The Top Methods to Forecast Demand
Demand forecasting is a crucial component of the demand planning and sales forecasting processes that helps businesses with planning sales and customer demand expected in the future. There are a variety of demand forecasting methods to consider, whether a business is releasing a new product or attempting to predict future consequences of business expansion.
There are both quantitative methods and qualitative methods of demand forecasting available for business professionals to use. While quantitative methods heavily rely on data available for analysis, qualitative methods are largely based on opinion.
While some businesses chose a single forecasting method for their demand planning and sales forecasting processes, others choose a combination of methods. Using a combination of different forecasting methods can increase the probability of businesses to accurately predict future demand. Top methods of demand forecasting include-
The market research demand forecasting technique uses customer surveys and questionnaires in order to predict future demand. This forecasting technique is ideal for businesses that do not have historical sales data available such as when a new product is released.

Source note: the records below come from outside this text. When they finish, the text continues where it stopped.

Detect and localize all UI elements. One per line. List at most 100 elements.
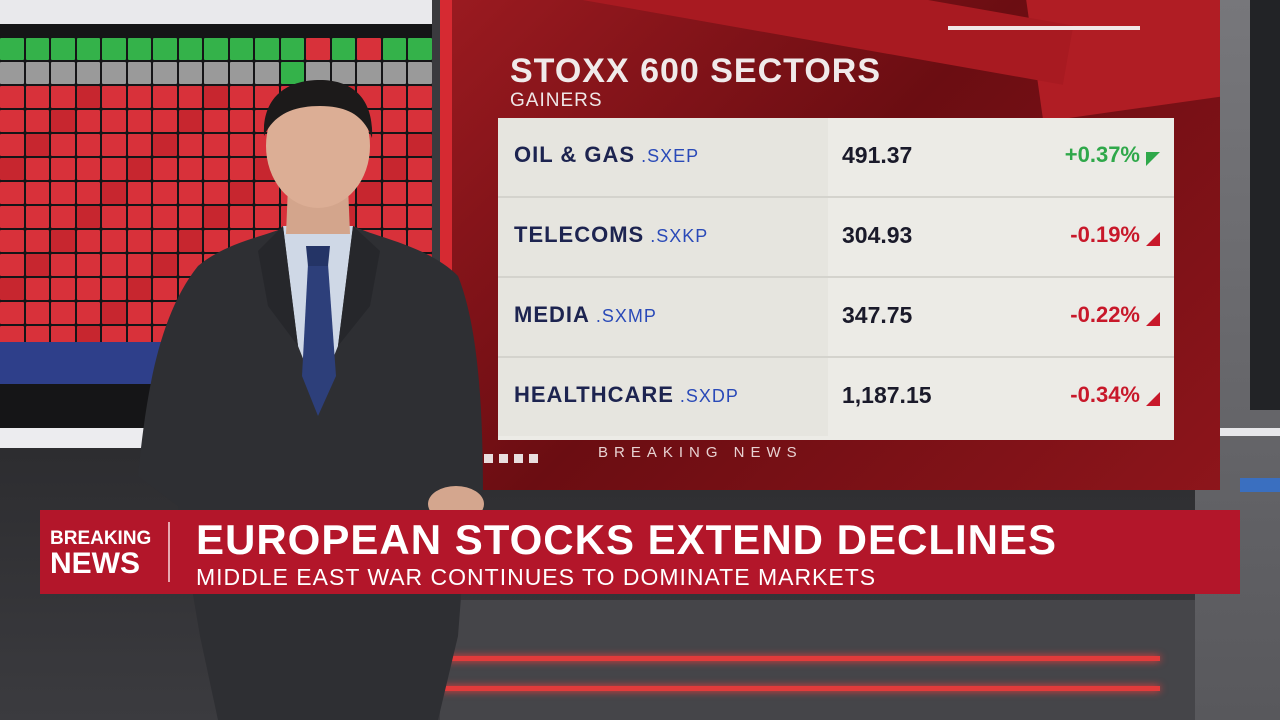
heatmap-cell xyxy=(382,182,407,204)
sector-label: MEDIA xyxy=(514,302,590,327)
sector-change: -0.34% xyxy=(1070,382,1140,407)
heatmap-cell xyxy=(0,134,24,156)
heatmap-cell xyxy=(0,230,24,252)
heatmap-cell xyxy=(280,38,305,60)
dot xyxy=(499,454,508,463)
sector-name-cell: OIL & GAS .SXEP xyxy=(498,118,828,196)
heatmap-cell xyxy=(357,206,381,228)
heatmap-cell xyxy=(408,110,432,132)
heatmap-cell xyxy=(153,86,177,108)
heatmap-cell xyxy=(102,254,126,276)
heatmap-cell xyxy=(331,62,356,84)
heatmap-cell xyxy=(178,86,203,108)
heatmap-cell xyxy=(51,302,75,324)
sector-table: OIL & GAS .SXEP 491.37 +0.37% TELECOMS .SX… xyxy=(498,118,1174,440)
heatmap-cell xyxy=(306,62,330,84)
heatmap-cell xyxy=(153,230,177,252)
heatmap-cell xyxy=(357,38,381,60)
sector-name-cell: HEALTHCARE .SXDP xyxy=(498,358,828,436)
heatmap-cell xyxy=(382,206,407,228)
heatmap-cell xyxy=(51,134,75,156)
heatmap-cell xyxy=(127,278,152,300)
graphic-title: STOXX 600 SECTORS xyxy=(510,52,881,90)
heatmap-cell xyxy=(331,38,356,60)
heatmap-cell xyxy=(25,86,50,108)
dot xyxy=(484,454,493,463)
heatmap-cell xyxy=(127,158,152,180)
heatmap-cell xyxy=(51,182,75,204)
heatmap-cell xyxy=(102,110,126,132)
heatmap-cell xyxy=(178,134,203,156)
headline: EUROPEAN STOCKS EXTEND DECLINES xyxy=(196,516,1058,563)
heatmap-cell xyxy=(204,62,228,84)
heatmap-cell xyxy=(178,230,203,252)
change-arrow-icon xyxy=(1146,392,1160,406)
heatmap-cell xyxy=(204,158,228,180)
heatmap-cell xyxy=(408,62,432,84)
heatmap-cell xyxy=(153,182,177,204)
heatmap-cell xyxy=(0,62,24,84)
sector-change: +0.37% xyxy=(1064,142,1140,167)
sector-label: TELECOMS xyxy=(514,222,645,247)
heatmap-cell xyxy=(382,62,407,84)
dot xyxy=(514,454,523,463)
heatmap-cell xyxy=(153,158,177,180)
heatmap-cell xyxy=(178,38,203,60)
heatmap-cell xyxy=(408,230,432,252)
heatmap-cell xyxy=(51,38,75,60)
heatmap-cell xyxy=(127,38,152,60)
lower-third-banner: BREAKING NEWS EUROPEAN STOCKS EXTEND DEC… xyxy=(40,510,1240,594)
heatmap-cell xyxy=(51,110,75,132)
heatmap-cell xyxy=(382,134,407,156)
graphic-footer: BREAKING NEWS xyxy=(598,444,803,461)
heatmap-cell xyxy=(25,38,50,60)
heatmap-cell xyxy=(357,62,381,84)
heatmap-cell xyxy=(102,206,126,228)
breaking-label: BREAKING xyxy=(50,528,152,549)
heatmap-cell xyxy=(153,110,177,132)
heatmap-cell xyxy=(204,206,228,228)
heatmap-cell xyxy=(229,62,254,84)
heatmap-cell xyxy=(229,86,254,108)
heatmap-cell xyxy=(0,254,24,276)
heatmap-cell xyxy=(127,302,152,324)
heatmap-cell xyxy=(229,38,254,60)
sector-change: -0.22% xyxy=(1070,302,1140,327)
sector-ticker: .SXMP xyxy=(595,306,657,326)
heatmap-cell xyxy=(25,278,50,300)
heatmap-cell xyxy=(127,254,152,276)
heatmap-cell xyxy=(229,134,254,156)
subheadline: MIDDLE EAST WAR CONTINUES TO DOMINATE MA… xyxy=(196,564,877,590)
table-row: OIL & GAS .SXEP 491.37 +0.37% xyxy=(498,118,1174,198)
heatmap-cell xyxy=(25,230,50,252)
heatmap-cell xyxy=(0,158,24,180)
heatmap-cell xyxy=(0,86,24,108)
sector-change: -0.19% xyxy=(1070,222,1140,247)
heatmap-cell xyxy=(76,302,101,324)
heatmap-cell xyxy=(0,182,24,204)
heatmap-cell xyxy=(76,110,101,132)
presenter-figure xyxy=(138,80,484,720)
change-arrow-icon xyxy=(1146,232,1160,246)
heatmap-cell xyxy=(76,278,101,300)
heatmap-cell xyxy=(178,206,203,228)
heatmap-cell xyxy=(408,182,432,204)
studio-side-screen xyxy=(1250,0,1280,410)
heatmap-cell xyxy=(25,254,50,276)
sector-name: TELECOMS .SXKP xyxy=(514,222,708,248)
heatmap-cell xyxy=(76,182,101,204)
change-arrow-icon xyxy=(1146,152,1160,166)
sector-name-cell: TELECOMS .SXKP xyxy=(498,198,828,276)
heatmap-cell xyxy=(51,206,75,228)
heatmap-cell xyxy=(0,110,24,132)
heatmap-cell xyxy=(357,182,381,204)
heatmap-cell xyxy=(382,110,407,132)
heatmap-cell xyxy=(0,302,24,324)
studio-wall-stripe xyxy=(1200,428,1280,436)
sector-name-cell: MEDIA .SXMP xyxy=(498,278,828,356)
heatmap-cell xyxy=(102,230,126,252)
banner-divider xyxy=(168,522,170,582)
heatmap-cell xyxy=(408,86,432,108)
heatmap-cell xyxy=(25,134,50,156)
heatmap-cell xyxy=(0,206,24,228)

Data supplied from market research initiatives can assist to identify economic indicators and customer's personal information. This data is invaluable in planning sales or marketing campaigns that target a specific demographic of customers.
Preliminary market research can also be used before new products are created en masse to identify potential issues the product development team overlooked. The ability to take corrective action or optimize a new product before it is released can save a business massive sums of money.
The trend projection forecasting method is great for businesses with big data available for analysis. Historical sales data should span at least 1.5-2 years prior to when the trend projection forecasting method is undertaken.
Historical data is used to generate a time series that projects future demand and future sales based on past sales. The time series is used when a least square or graphical plotting method is performed.
The econometric forecasting technique uses a moving average alongside other variables to better understand the relationships between the factors that influence demand and the demand itself. Due to the mathematical complexity of the econometric forecasting technique, it may not be an ideal option for inexperienced forecasters.
However, econometric forecasting techniques use big data and economic indicators advantageously and can be very accurate if used properly.
The sales force opinion forecasting technique has a heavy human bias. This technique requests feedback directly from sales representatives, asking them to estimate future sales and predict future demand.
Managerial judgement is an important component of efficient sales force opinion forecasting. The combination of sales representative feedback and managerial judgment creates the finished demand forecast.
Alike the sales force opinion forecasting technique, the Delphi technique has a strong human bias. The Delphi technique primarily relies on expert opinion and eventually a unified expert consensus.
At the beginning of the Delphi technique, experts are assigned specific segments to create a forecast for. As the experts disclose their forecast results to one another, they work together until they reach a final conclusion.
One advantage of the Delphi technique is the anonymity it provides, ideally decreasing bias. However, anonymity can also be burdensome as it limits collaborative potential between businesses and experts.
The barometric technique analyzes economic indicators and statistical indicators in order to predict future events. The leading series, lagging series, and concurrent series are commonly used when creating the demand forecast.
While not ideal for long term forecasting, the barometric method is great to consider for short term forecasting initiatives.
The regression analysis demand forecasting method attempts to establish the relationship between dependent and independent variables. Regression analysis helps to make sure that assumptions are proven and not accepted blindly or due to human bias.
Regression analysis is a great tool for demand planning and financial planning processes, providing businesses with a more concrete basis from which to make important decisions.
- Demand forecasts are commonly used during sales forecasting and demand planning processes.
- Forecasting demand accurately helps businesses to be as successful and profitable as possible.
- Forecasting model examples range from the sales force opinion technique to the trend projection method.